Ибо скандал был сущностью любви-страсти, не только разрушая брачные отношения мужчины и женщины, но подрывая самый брак,-пишет Лайонел Триллинг. - Это могло подорвать также социальную ответственность мужчины и его честь. Скандал был мерилом силы и степени любви-страсти. Он приводил любовников к несчастью и к смерти. Один из аспектов патологии любви - неприятие установленных критериев, принимаемых в мире. В этом отношении любовники воспринимались так, как мы склонны воспринимать художников - людей, усматривающих реальности и ценности за пределами ценимой нами реальности.
Нынче все это кажется абсурдом, настоящей патологией... Тем не менее старый идеал не потерял еще обаяния, он все еще что-то нам говорит, мы не хотим признать, что он вне нашего понимания.
Место, сохраненное этим старым идеалом в современной культуре, - это, как мы уже поняли, читая Триллинга, художественное творчество, особенно если самый тип художника являет черты сходства с древним, изжитым в социальном опыте типом страстного любовника со всеми перечисленными уже его чертами. И вот Владимир Набоков в "Лолите" явил нам некий неразъединимый, то есть органический, синтез художника и его сюжета.
Отношение Гумберта Гумберта к Лолите, еще и еще раз демонстрирует Триллинг, - построено по модели некоей любовной архаики, в сюжете любви-страсти, любви-патологии, бросающей вызов всем принятым социальным и культурным конвенциям. Его любовь именно скандальна, отношения, завязанные им с Лолитой, скандальны. Но это и есть, как мы помним, конститутивное условие романа, построенного в эстетике любви-страсти.
Например, если любовь требует скандала, на что в этом отношении может рассчитывать современный романист? Уж конечно не на адюльтер. Само это слово стало архаичным, употребляемым еще только как юридический термин или относимым исключительно к прошлому.
И Триллинг приводит примеры, ставшие хрестоматийными в их культурной изжитости: Отелло или Ромео и Джульетта. Что такие сюжеты могут сказать современному читателю или зрителю? Они условны и мертвы - как классический балет, сохраняющий свою абстрактную красоту и имеющий любителей, но сам по себе искусство отнюдь не авангардное.
Набоков же вводит скандал, сознательно нарушает табу - и "Лолита" тем самым делается действительно любовным романом в традиционном смысле.
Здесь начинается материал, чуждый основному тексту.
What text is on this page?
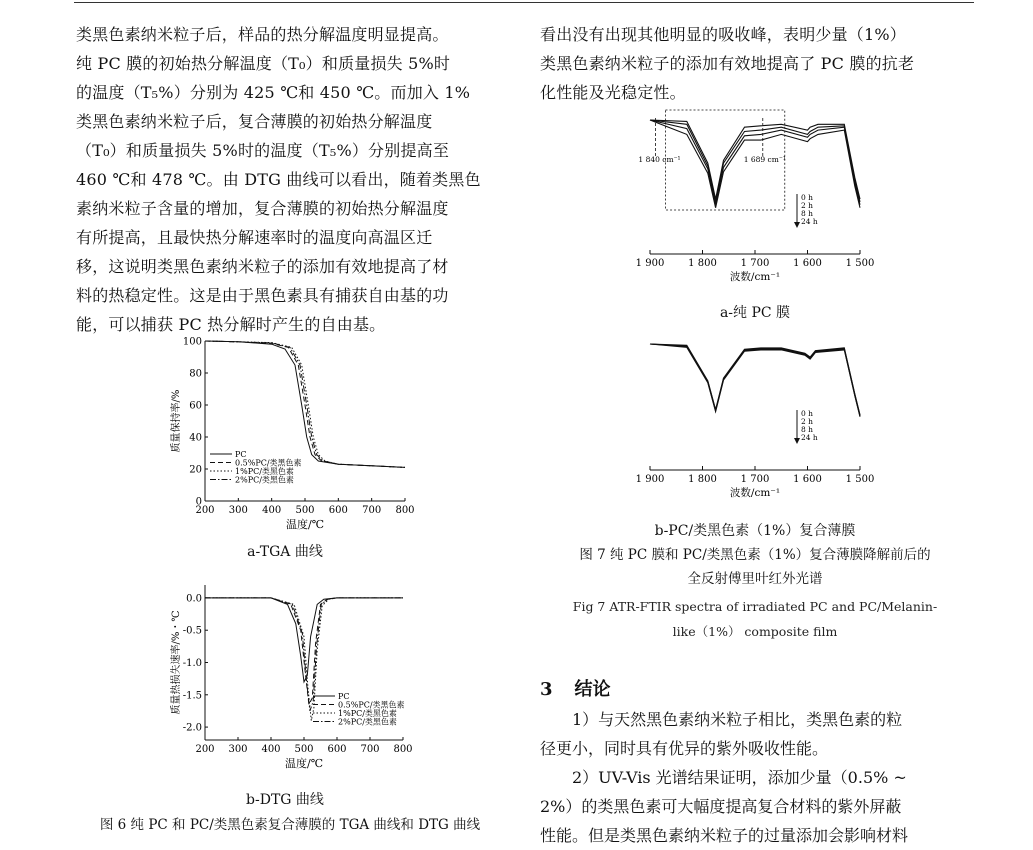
类黑色素纳米粒子后，样品的热分解温度明显提高。
纯 PC 膜的初始热分解温度（T₀）和质量损失 5%时
的温度（T₅%）分别为 425 ℃和 450 ℃。而加入 1%
类黑色素纳米粒子后，复合薄膜的初始热分解温度
（T₀）和质量损失 5%时的温度（T₅%）分别提高至
460 ℃和 478 ℃。由 DTG 曲线可以看出，随着类黑色
素纳米粒子含量的增加，复合薄膜的初始热分解温度
有所提高，且最快热分解速率时的温度向高温区迁
移，这说明类黑色素纳米粒子的添加有效地提高了材
料的热稳定性。这是由于黑色素具有捕获自由基的功
能，可以捕获 PC 热分解时产生的自由基。
200 300 400 500 600 700 800
0
20
40
60
80
100
温度/℃
质量保持率/%
PC
0.5%PC/类黑色素
1%PC/类黑色素
2%PC/类黑色素
a-TGA 曲线
200 300 400 500 600 700 800
0.0
-0.5
-1.0
-1.5
-2.0
温度/℃
质量热损失速率/%・℃	PC
0.5%PC/类黑色素
1%PC/类黑色素
2%PC/类黑色素
b-DTG 曲线
图 6 纯 PC 和 PC/类黑色素复合薄膜的 TGA 曲线和 DTG 曲线
看出没有出现其他明显的吸收峰，表明少量（1%）
类黑色素纳米粒子的添加有效地提高了 PC 膜的抗老
化性能及光稳定性。
1 840 cm⁻¹	1 689 cm⁻¹
0 h
2 h
8 h
24 h
1 900 1 800 1 700 1 600 1 500
波数/cm⁻¹
a-纯 PC 膜
0 h
2 h
8 h
24 h
1 900 1 800 1 700 1 600 1 500
波数/cm⁻¹
b-PC/类黑色素（1%）复合薄膜
图 7 纯 PC 膜和 PC/类黑色素（1%）复合薄膜降解前后的
全反射傅里叶红外光谱
Fig 7 ATR-FTIR spectra of irradiated PC and PC/Melanin-
like（1%） composite film
3 结论
1）与天然黑色素纳米粒子相比，类黑色素的粒
径更小，同时具有优异的紫外吸收性能。
2）UV-Vis 光谱结果证明，添加少量（0.5% ~
2%）的类黑色素可大幅度提高复合材料的紫外屏蔽
性能。但是类黑色素纳米粒子的过量添加会影响材料
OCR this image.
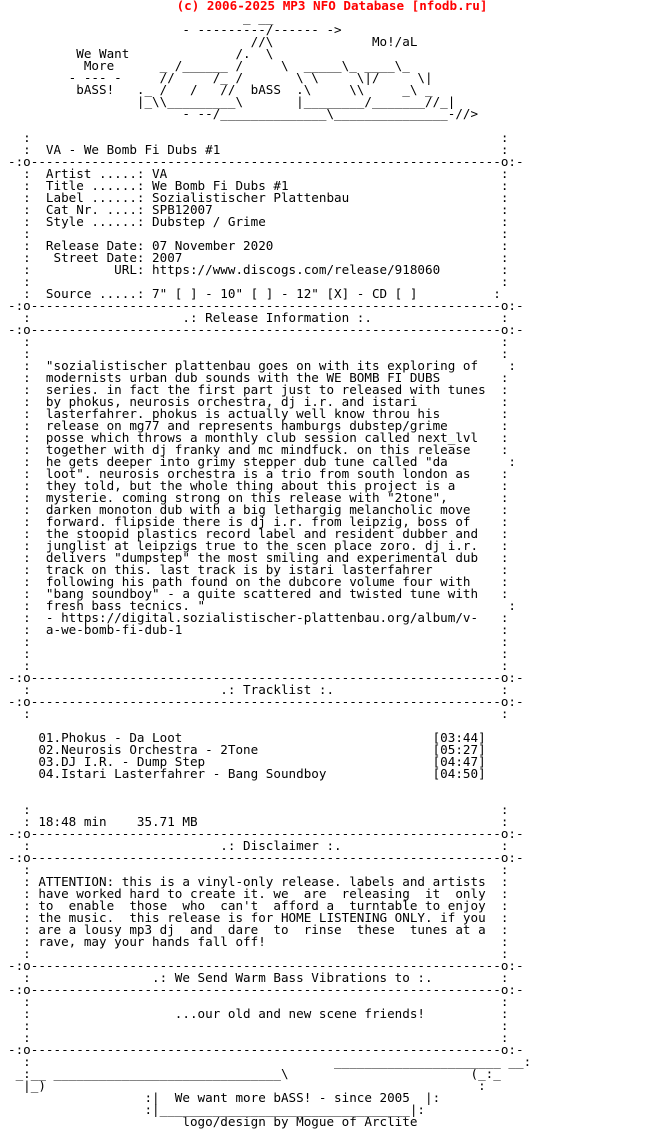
(c) 2006-2025 MP3 NFO Database [nfodb.ru]

_ __
- ---------/------ ->
//\             Mo!/aL
We Want              /.  \
More      _ /______ /     \  _____\_ ____\_
- --- -     //     /_ /       \ \     \|/     \|
bASS!   ._ /   /   //  bASS  .\     \\     _\ _
|_\\_________\       |________/_______//_|
- --/______________\_______________-//>

:                                                              :
:  VA - We Bomb Fi Dubs #1                                     :
-:o--------------------------------------------------------------o:-
:  Artist .....: VA                                            :
:  Title ......: We Bomb Fi Dubs #1                            :
:  Label ......: Sozialistischer Plattenbau                    :
:  Cat Nr. ....: SPB12007                                      :
:  Style ......: Dubstep / Grime                               :
:                                                              :
:  Release Date: 07 November 2020                              :
:   Street Date: 2007                                          :
:           URL: https://www.discogs.com/release/918060        :
:                                                              :
:  Source .....: 7" [ ] - 10" [ ] - 12" [X] - CD [ ]          :
-:o--------------------------------------------------------------o:-
:                    .: Release Information :.                 :
-:o--------------------------------------------------------------o:-
:                                                              :
:                                                              :
:  "sozialistischer plattenbau goes on with its exploring of    :
:  modernists urban dub sounds with the WE BOMB FI DUBS        :
:  series. in fact the first part just to released with tunes  :
:  by phokus, neurosis orchestra, dj i.r. and istari           :
:  lasterfahrer. phokus is actually well know throu his        :
:  release on mg77 and represents hamburgs dubstep/grime       :
:  posse which throws a monthly club session called next_lvl   :
:  together with dj franky and mc mindfuck. on this release    :
:  he gets deeper into grimy stepper dub tune called "da        :
:  loot". neurosis orchestra is a trio from south london as    :
:  they told, but the whole thing about this project is a      :
:  mysterie. coming strong on this release with "2tone",       :
:  darken monoton dub with a big lethargig melancholic move    :
:  forward. flipside there is dj i.r. from leipzig, boss of    :
:  the stoopid plastics record label and resident dubber and   :
:  junglist at leipzigs true to the scen place zoro. dj i.r.   :
:  delivers "dumpstep" the most smiling and experimental dub   :
:  track on this. last track is by istari lasterfahrer         :
:  following his path found on the dubcore volume four with    :
:  "bang soundboy" - a quite scattered and twisted tune with   :
:  fresh bass tecnics. "                                        :
:  - https://digital.sozialistischer-plattenbau.org/album/v-   :
:  a-we-bomb-fi-dub-1                                          :
:                                                              :
:                                                              :
:                                                              :
-:o--------------------------------------------------------------o:-
:                         .: Tracklist :.                      :
-:o--------------------------------------------------------------o:-
:                                                              :

01.Phokus - Da Loot                                 [03:44]
02.Neurosis Orchestra - 2Tone                       [05:27]
03.DJ I.R. - Dump Step                              [04:47]
04.Istari Lasterfahrer - Bang Soundboy              [04:50]

:                                                              :
: 18:48 min    35.71 MB                                        :
-:o--------------------------------------------------------------o:-
:                         .: Disclaimer :.                     :
-:o--------------------------------------------------------------o:-
:                                                              :
: ATTENTION: this is a vinyl-only release. labels and artists  :
: have worked hard to create it. we  are  releasing  it  only  :
: to  enable  those  who  can't  afford a  turntable to enjoy  :
: the music.  this release is for HOME LISTENING ONLY. if you  :
: are a lousy mp3 dj  and  dare  to  rinse  these  tunes at a  :
: rave, may your hands fall off!                               :
:                                                              :
-:o--------------------------------------------------------------o:-
:                .: We Send Warm Bass Vibrations to :.         :
-:o--------------------------------------------------------------o:-
:                                                              :
:                   ...our old and new scene friends!          :
:                                                              :
:                                                              :
-:o--------------------------------------------------------------o:-
:                                        ______________________ __:
_:__ ______________________________\                        (_:_
|_)                                                         :
:|  We want more bASS! - since 2005  |:
:|_________________________________|:
logo/design by Mogue of Arclite
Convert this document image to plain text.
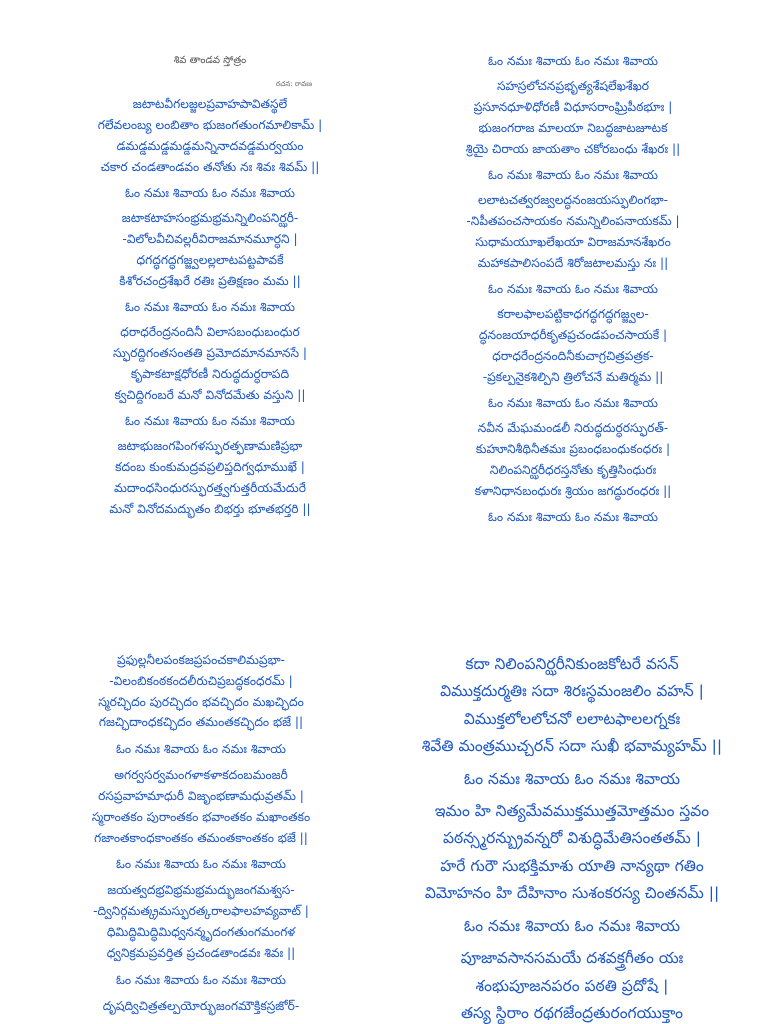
శివ తాండవ స్తోత్రం
రచన: రావణ
జటాటవీగలజ్జలప్రవాహపావితస్థలే
గలేవలంబ్య లంబితాం భుజంగతుంగమాలికామ్ |
డమడ్డమడ్డమడ్డమన్నినాదవడ్డమర్వయం
చకార చండతాండవం తనోతు నః శివః శివమ్ ||
ఓం నమః శివాయ ఓం నమః శివాయ
జటాకటాహసంభ్రమభ్రమన్నిలింపనిర్ఝరీ-
-విలోలవీచివల్లరీవిరాజమానమూర్ధని |
ధగద్ధగద్ధగజ్జ్వలల్లలాటపట్టపావకే
కిశోరచంద్రశేఖరే రతిః ప్రతిక్షణం మమ ||
ఓం నమః శివాయ ఓం నమః శివాయ
ధరాధరేంద్రనందినీ విలాసబంధుబంధుర
స్ఫురద్దిగంతసంతతి ప్రమోదమానమానసే |
కృపాకటాక్షధోరణీ నిరుద్ధదుర్ధరాపది
క్వచిద్దిగంబరే మనో వినోదమేతు వస్తుని ||
ఓం నమః శివాయ ఓం నమః శివాయ
జటాభుజంగపింగళస్ఫురత్ఫణామణిప్రభా
కదంబ కుంకుమద్రవప్రలిప్తదిగ్వధూముఖే |
మదాంధసింధురస్ఫురత్త్వగుత్తరీయమేదురే
మనో వినోదమద్భుతం బిభర్తు భూతభర్తరి ||
ఓం నమః శివాయ ఓం నమః శివాయ
సహస్రలోచనప్రభృత్యశేషలేఖశేఖర
ప్రసూనధూళిధోరణీ విధూసరాంఘ్రిపీఠభూః |
భుజంగరాజ మాలయా నిబద్ధజాటజూటక
శ్రియై చిరాయ జాయతాం చకోరబంధు శేఖరః ||
ఓం నమః శివాయ ఓం నమః శివాయ
లలాటచత్వరజ్వలద్ధనంజయస్ఫులింగభా-
-నిపీతపంచసాయకం నమన్నిలింపనాయకమ్ |
సుధామయూఖలేఖయా విరాజమానశేఖరం
మహాకపాలిసంపదే శిరోజటాలమస్తు నః ||
ఓం నమః శివాయ ఓం నమః శివాయ
కరాలఫాలపట్టికాధగద్ధగద్ధగజ్జ్వల-
ద్ధనంజయాధరీకృతప్రచండపంచసాయకే |
ధరాధరేంద్రనందినీకుచాగ్రచిత్రపత్రక-
-ప్రకల్పనైకశిల్పిని త్రిలోచనే మతిర్మమ ||
ఓం నమః శివాయ ఓం నమః శివాయ
నవీన మేఘమండలీ నిరుద్ధదుర్ధరస్ఫురత్-
కుహూనిశీథినీతమః ప్రబంధబంధుకంధరః |
నిలింపనిర్ఝరీధరస్తనోతు కృత్తిసింధురః
కళానిధానబంధురః శ్రియం జగద్ధురంధరః ||
ఓం నమః శివాయ ఓం నమః శివాయ
ప్రఫుల్లనీలపంకజప్రపంచకాలిమప్రభా-
-విలంబికంఠకందలీరుచిప్రబద్ధకంధరమ్ |
స్మరచ్ఛిదం పురచ్ఛిదం భవచ్ఛిదం మఖచ్ఛిదం
గజచ్ఛిదాంధకచ్ఛిదం తమంతకచ్ఛిదం భజే ||
ఓం నమః శివాయ ఓం నమః శివాయ
అగర్వసర్వమంగళాకళాకదంబమంజరీ
రసప్రవాహమాధురీ విజృంభణామధువ్రతమ్ |
స్మరాంతకం పురాంతకం భవాంతకం మఖాంతకం
గజాంతకాంధకాంతకం తమంతకాంతకం భజే ||
ఓం నమః శివాయ ఓం నమః శివాయ
జయత్వదభ్రవిభ్రమభ్రమద్భుజంగమశ్వస-
-ద్వినిర్గమత్క్రమస్ఫురత్కరాలఫాలహవ్యవాట్ |
ధిమిద్ధిమిద్ధిమిధ్వనన్మృదంగతుంగమంగళ
ధ్వనిక్రమప్రవర్తిత ప్రచండతాండవః శివః ||
ఓం నమః శివాయ ఓం నమః శివాయ
దృషద్విచిత్రతల్పయోర్భుజంగమౌక్తికస్రజోర్-
కదా నిలింపనిర్ఝరీనికుంజకోటరే వసన్
విముక్తదుర్మతిః సదా శిరఃస్థమంజలిం వహన్ |
విముక్తలోలలోచనో లలాటఫాలలగ్నకః
శివేతి మంత్రముచ్చరన్ సదా సుఖీ భవామ్యహమ్ ||
ఓం నమః శివాయ ఓం నమః శివాయ
ఇమం హి నిత్యమేవముక్తముత్తమోత్తమం స్తవం
పఠన్స్మరన్బ్రువన్నరో విశుద్ధిమేతిసంతతమ్ |
హరే గురౌ సుభక్తిమాశు యాతి నాన్యథా గతిం
విమోహనం హి దేహినాం సుశంకరస్య చింతనమ్ ||
ఓం నమః శివాయ ఓం నమః శివాయ
పూజావసానసమయే దశవక్త్రగీతం యః
శంభుపూజనపరం పఠతి ప్రదోషే |
తస్య స్థిరాం రథగజేంద్రతురంగయుక్తాం
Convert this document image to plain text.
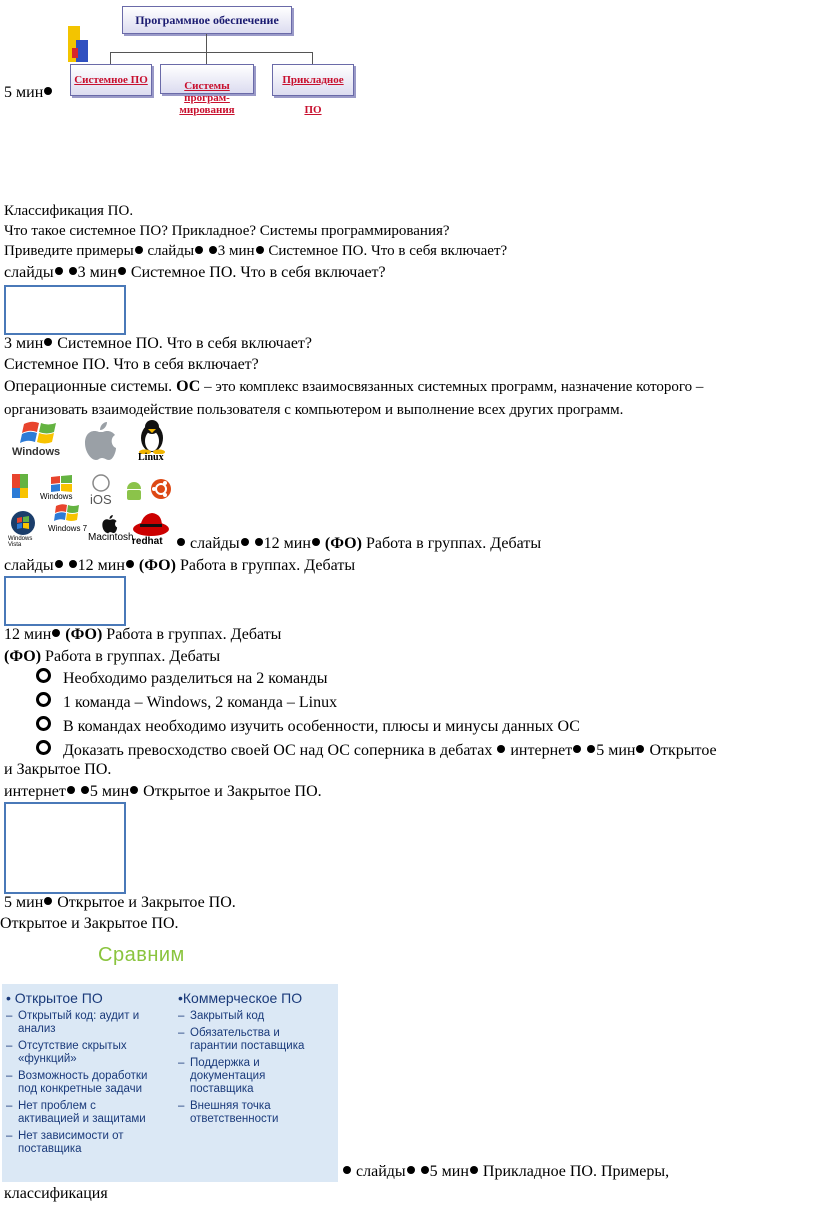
Программное обеспечение
Системное ПО	Системы програм-
мирования

Прикладное ПО
5 мин
Классификация ПО.
Что такое системное ПО? Прикладное? Системы программирования?
Приведите примеры слайды 3 мин Системное ПО. Что в себя включает?
слайды 3 мин Системное ПО. Что в себя включает?
3 мин Системное ПО. Что в себя включает?
Системное ПО. Что в себя включает?
Операционные системы. ОС – это комплекс взаимосвязанных системных программ, назначение которого –
организовать взаимодействие пользователя с компьютером и выполнение всех других программ.
Windows	Linux
Windows iOS
Windows Vista
Windows 7
Macintosh
redhat	слайды 12 мин (ФО) Работа в группах. Дебаты
слайды 12 мин (ФО) Работа в группах. Дебаты
12 мин (ФО) Работа в группах. Дебаты
(ФО) Работа в группах. Дебаты
Необходимо разделиться на 2 команды
1 команда – Windows, 2 команда – Linux
В командах необходимо изучить особенности, плюсы и минусы данных ОС
Доказать превосходство своей ОС над ОС соперника в дебатах  интернет 5 мин Открытое
и Закрытое ПО.
интернет 5 мин Открытое и Закрытое ПО.
5 мин Открытое и Закрытое ПО.
Открытое и Закрытое ПО.
Сравним
• Открытое ПО
– Открытый код: аудит и
анализ
– Отсутствие скрытых
«функций»
– Возможность доработки
под конкретные задачи
– Нет проблем с
активацией и защитами
– Нет зависимости от
поставщика
•Коммерческое ПО
– Закрытый код
– Обязательства и
гарантии поставщика
– Поддержка и
документация
поставщика
– Внешняя точка
ответственности
слайды 5 мин Прикладное ПО. Примеры,
классификация
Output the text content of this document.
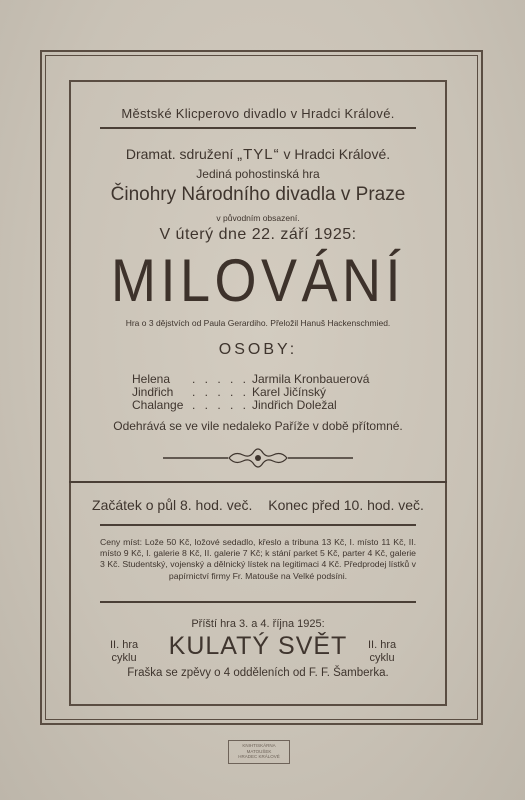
Městské Klicperovo divadlo v Hradci Králové.
Dramat. sdružení „TYL“ v Hradci Králové.
Jediná pohostinská hra
Činohry Národního divadla v Praze
v původním obsazení.
V úterý dne 22. září 1925:
MILOVÁNÍ
Hra o 3 dějstvích od Paula Gerardiho. Přeložil Hanuš Hackenschmied.
OSOBY:
Helena . . . . . Jarmila Kronbauerová
Jindřich . . . . . Karel Jičínský
Chalange . . . . . Jindřich Doležal
Odehrává se ve vile nedaleko Paříže v době přítomné.
Začátek o půl 8. hod. več. Konec před 10. hod. več.
Ceny míst: Lože 50 Kč, ložové sedadlo, křeslo a tribuna 13 Kč, I. místo 11 Kč, II. místo 9 Kč, I. galerie 8 Kč, II. galerie 7 Kč; k stání parket 5 Kč, parter 4 Kč, galerie 3 Kč. Studentský, vojenský a dělnický lístek na legitimaci 4 Kč. Předprodej lístků v papírnictví firmy Fr. Matouše na Velké podsíni.
Příští hra 3. a 4. října 1925:
II. hra
cyklu	KULATÝ SVĚT	II. hra
cyklu
Fraška se zpěvy o 4 odděleních od F. F. Šamberka.
KNIHTISKÁRNA
MATOUŠEK
HRADEC KRÁLOVÉ
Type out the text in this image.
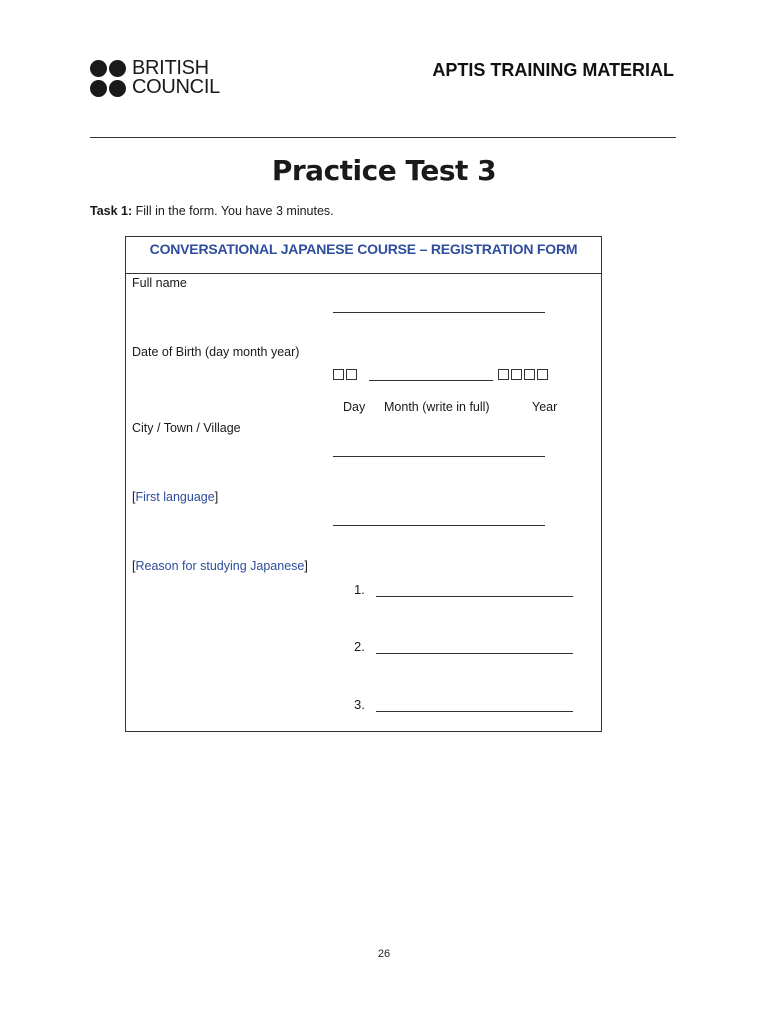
BRITISH
COUNCIL
APTIS TRAINING MATERIAL
Practice Test 3
Task 1: Fill in the form. You have 3 minutes.
CONVERSATIONAL JAPANESE COURSE – REGISTRATION FORM
Full name
Date of Birth (day month year)
Day Month (write in full)	Year
City / Town / Village
[First language]
[Reason for studying Japanese]
1.
2.
3.
26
Разрыв с табу относительно сексуальной недоступности очень юной девочки воспринимается нами как нечто, приближающееся по силе к тому, что Шекспир видел в неверности жены. Отношения Гумберта Гумберта с Лолитой скандализуют нынешнее общество так же, как когда-то отношения Тристана с Изольдой или Вронского с Анной скандализовали наших предков. Литература должна поставить любовников вне рамок общества.
И тогда романист, если он озабочен созданием нужных условий для любви-страсти, должен исключить самую мысль о возможном браке. Отношения любовников должны быть лишены малейшего касательства к реальности, к требованиям реального мира. Их поведение прямо противоположно тому, что мы называем "зрелостью" - они обязаны смотреть друг на друга и на самый мир с властным абсолютизмом детей. Только под этим условием романист сделает их одержимость правдоподобной, а не смешной.
Кстати сказать, элементы некоего комизма в "Лолите" несомненно присутствуют, так что жанр рыцарского романа - если только его имел в виду восстановить Набоков - все же не выдержан. "Лолиту" можно назвать книгой, написанной отчасти в поэтике черного юмора. Некоторые ее сцены в самом деле вызывают смех - но смех какой-то некомфортный. Вообще все время надо помнить слова Эдмунда Вилсона, сказавшего о "Лолите": "Эта книга слишком абсурдна, чтобы быть трагедийной, и слишком неприятна, чтобы быть смешной". О какой-то полной и окончательной художественной удаче Набокова в "Лолите" говорить нельзя: она вроде бы считается классикой, но местоее подлинное в разряде так называемых отреченных книг. Для многих авторов именно такая слава предпочтительна.